Getting gpu right from the start saves hours of debugging later. In this comprehensive guide, we'll cover everything from initial setup to production-ready configuration, including passthrough and cuda considerations.
Prerequisites
- Root or sudo access to the server
- A registered domain name (for public-facing services)
- Python 3.10+ installed
- A VPS running Ubuntu 22.04 or later (2GB+ RAM recommended)
Installing Dependencies
If you encounter issues during setup, check the system logs first. Most problems can be diagnosed by examining the output of journalctl or the application-specific log files in /var/log/.
# Install Python dependencies
pip install torch transformers accelerate
pip install gpu fastapi uvicorn
Note that file paths may vary depending on your Linux distribution. The examples here are for Debian/Ubuntu; adjust paths accordingly for RHEL/CentOS-based systems.
Security Implications
For production deployments, consider implementing high availability by running multiple instances behind a load balancer. This approach provides both redundancy and improved performance under heavy load.
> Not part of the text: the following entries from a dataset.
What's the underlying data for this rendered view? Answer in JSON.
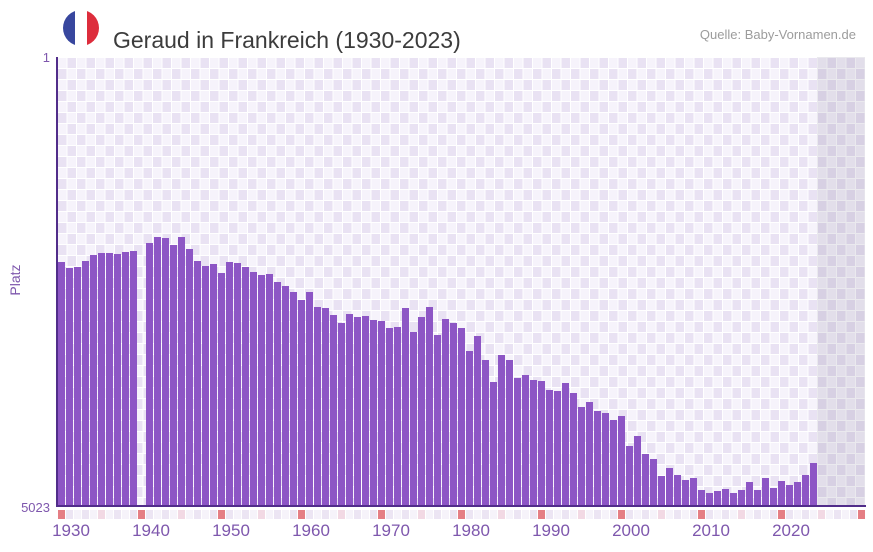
{
  "header": {
    "title": "Geraud in Frankreich (1930-2023)",
    "source": "Quelle: Baby-Vornamen.de",
    "flag_icon": "france-flag-circle-icon",
    "flag_colors": {
      "blue": "#38479e",
      "white": "#ffffff",
      "red": "#dd2d3c"
    }
  },
  "chart_data": {
    "type": "bar",
    "title": "Geraud in Frankreich (1930-2023)",
    "xlabel": "",
    "ylabel": "Platz",
    "y_axis": {
      "top_label": "1",
      "bottom_label": "5023",
      "min": 1,
      "max": 5023,
      "inverted": true
    },
    "x_ticks": [
      1930,
      1940,
      1950,
      1960,
      1970,
      1980,
      1990,
      2000,
      2010,
      2020
    ],
    "x_slot_range": [
      1929,
      2029
    ],
    "future_shaded_from": 2024,
    "missing_years": [
      1939
    ],
    "grid": "checkerboard",
    "legend": null,
    "years": [
      1929,
      1930,
      1931,
      1932,
      1933,
      1934,
      1935,
      1936,
      1937,
      1938,
      1939,
      1940,
      1941,
      1942,
      1943,
      1944,
      1945,
      1946,
      1947,
      1948,
      1949,
      1950,
      1951,
      1952,
      1953,
      1954,
      1955,
      1956,
      1957,
      1958,
      1959,
      1960,
      1961,
      1962,
      1963,
      1964,
      1965,
      1966,
      1967,
      1968,
      1969,
      1970,
      1971,
      1972,
      1973,
      1974,
      1975,
      1976,
      1977,
      1978,
      1979,
      1980,
      1981,
      1982,
      1983,
      1984,
      1985,
      1986,
      1987,
      1988,
      1989,
      1990,
      1991,
      1992,
      1993,
      1994,
      1995,
      1996,
      1997,
      1998,
      1999,
      2000,
      2001,
      2002,
      2003,
      2004,
      2005,
      2006,
      2007,
      2008,
      2009,
      2010,
      2011,
      2012,
      2013,
      2014,
      2015,
      2016,
      2017,
      2018,
      2019,
      2020,
      2021,
      2022,
      2023
    ],
    "ranks": [
      2300,
      2370,
      2350,
      2290,
      2215,
      2200,
      2195,
      2210,
      2190,
      2175,
      null,
      2090,
      2020,
      2025,
      2110,
      2020,
      2155,
      2290,
      2345,
      2320,
      2425,
      2300,
      2310,
      2355,
      2410,
      2445,
      2435,
      2525,
      2565,
      2635,
      2725,
      2635,
      2800,
      2815,
      2890,
      2980,
      2880,
      2920,
      2900,
      2950,
      2965,
      3040,
      3030,
      2815,
      3080,
      2915,
      2805,
      3120,
      2935,
      2985,
      3040,
      3300,
      3130,
      3395,
      3645,
      3340,
      3395,
      3600,
      3570,
      3620,
      3635,
      3735,
      3740,
      3655,
      3765,
      3920,
      3865,
      3965,
      3990,
      4070,
      4030,
      4360,
      4250,
      4455,
      4510,
      4700,
      4610,
      4685,
      4745,
      4715,
      4860,
      4890,
      4870,
      4845,
      4890,
      4860,
      4760,
      4850,
      4720,
      4835,
      4750,
      4800,
      4770,
      4690,
      4550
    ],
    "colors": {
      "bar": "#8d56c5",
      "axis_spine": "#512d8a",
      "tick_label": "#7e57ad",
      "plot_cell_a": "#e9e2f3",
      "plot_cell_b": "#f6f3fb",
      "decade_marker": "#e57e84",
      "half_decade_marker": "#f2d9e4",
      "year_cell_even": "#ece5f3",
      "year_cell_odd": "#f6f3fa"
    },
    "decade_marker_years": [
      1929,
      1939,
      1949,
      1959,
      1969,
      1979,
      1989,
      1999,
      2009,
      2019,
      2029
    ],
    "half_decade_marker_years": [
      1934,
      1944,
      1954,
      1964,
      1974,
      1984,
      1994,
      2004,
      2014,
      2024
    ]
  }
}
- Use strong, unique passwords for all services
- Set up fail2ban for brute force protection
- Use SSH keys instead of password authentication
- Enable firewall and allow only necessary ports
Model Configuration
It's recommended to test this configuration in a staging environment before deploying to production. This helps identify potential compatibility issues and allows you to benchmark performance differences.
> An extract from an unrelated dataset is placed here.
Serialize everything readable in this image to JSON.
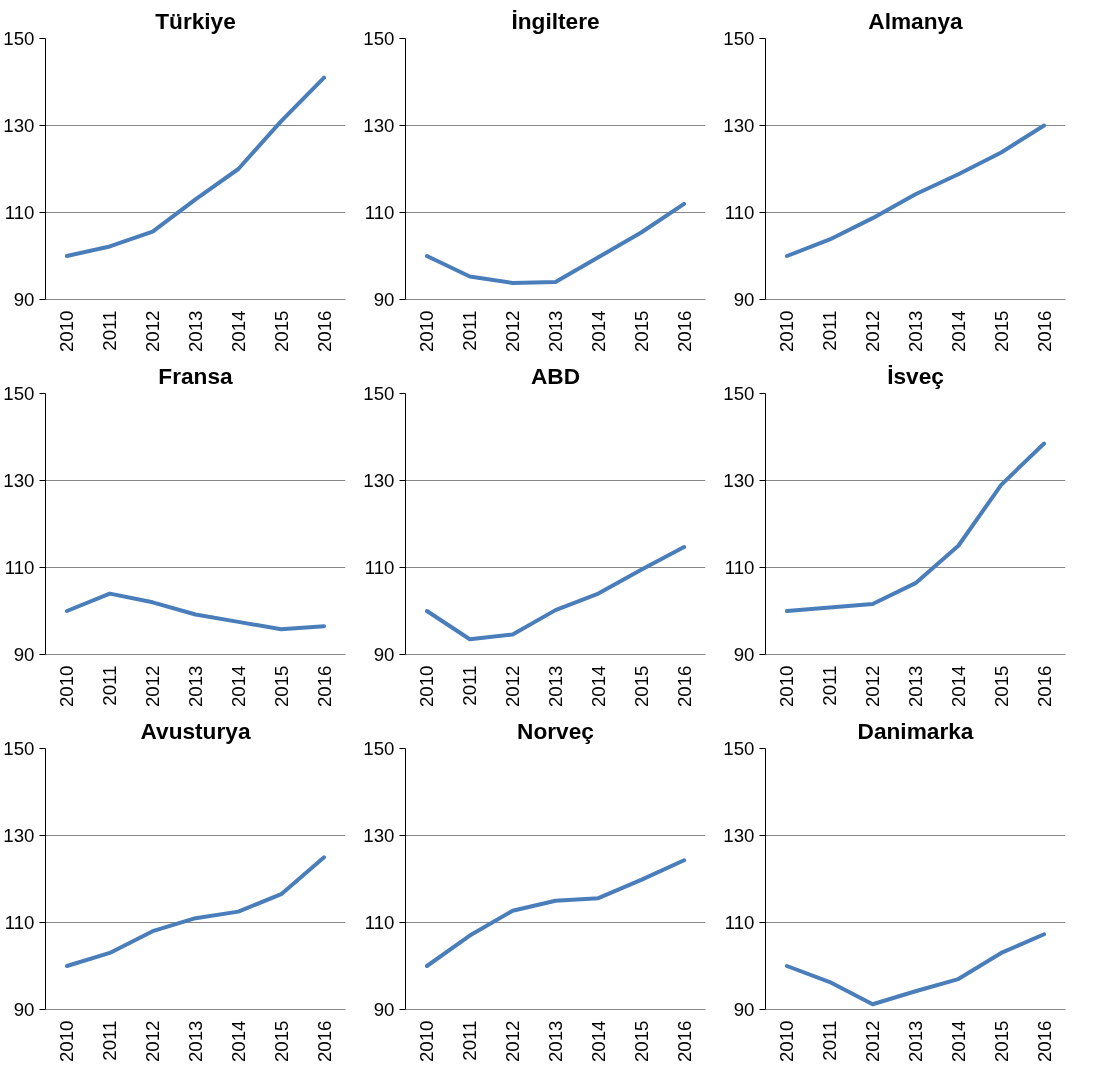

from transformers import AutoModelForCausalLM, AutoTokenizer
import torch
model_name = "gpu/passthrough"
tokenizer = AutoTokenizer.from_pretrained(model_name)
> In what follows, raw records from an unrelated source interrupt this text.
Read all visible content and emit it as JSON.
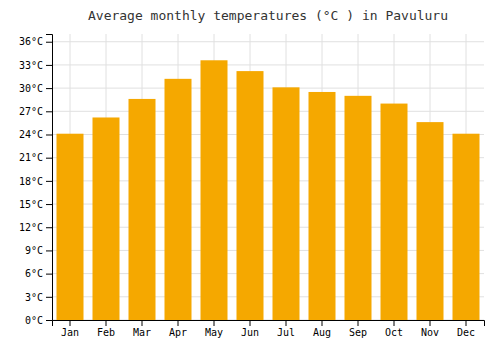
{
  "chart_data": {
    "type": "bar",
    "title": "Average monthly temperatures (°C ) in Pavuluru",
    "categories": [
      "Jan",
      "Feb",
      "Mar",
      "Apr",
      "May",
      "Jun",
      "Jul",
      "Aug",
      "Sep",
      "Oct",
      "Nov",
      "Dec"
    ],
    "values": [
      24.1,
      26.2,
      28.6,
      31.2,
      33.6,
      32.2,
      30.1,
      29.5,
      29.0,
      28.0,
      25.6,
      24.1
    ],
    "color": "#F5A800",
    "ylim": [
      0,
      37
    ],
    "yticks": [
      {
        "value": 0,
        "label": "0°C"
      },
      {
        "value": 3,
        "label": "3°C"
      },
      {
        "value": 6,
        "label": "6°C"
      },
      {
        "value": 9,
        "label": "9°C"
      },
      {
        "value": 12,
        "label": "12°C"
      },
      {
        "value": 15,
        "label": "15°C"
      },
      {
        "value": 18,
        "label": "18°C"
      },
      {
        "value": 21,
        "label": "21°C"
      },
      {
        "value": 24,
        "label": "24°C"
      },
      {
        "value": 27,
        "label": "27°C"
      },
      {
        "value": 30,
        "label": "30°C"
      },
      {
        "value": 33,
        "label": "33°C"
      },
      {
        "value": 36,
        "label": "36°C"
      }
    ],
    "grid": true
  }
}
model = AutoModelForCausalLM.from_pretrained(
model_name,
torch_dtype=torch.float16,
device_map="auto",
low_cpu_mem_usage=True
)
Note that file paths may vary depending on your Linux distribution. The examples here are for Debian/Ubuntu; adjust paths accordingly for RHEL/CentOS-based systems.
Summary
You've successfully configured gpu on your VPS. Remember to monitor performance, keep your software updated, and maintain regular backups. If you run into issues, consult the official documentation or open a support ticket for assistance.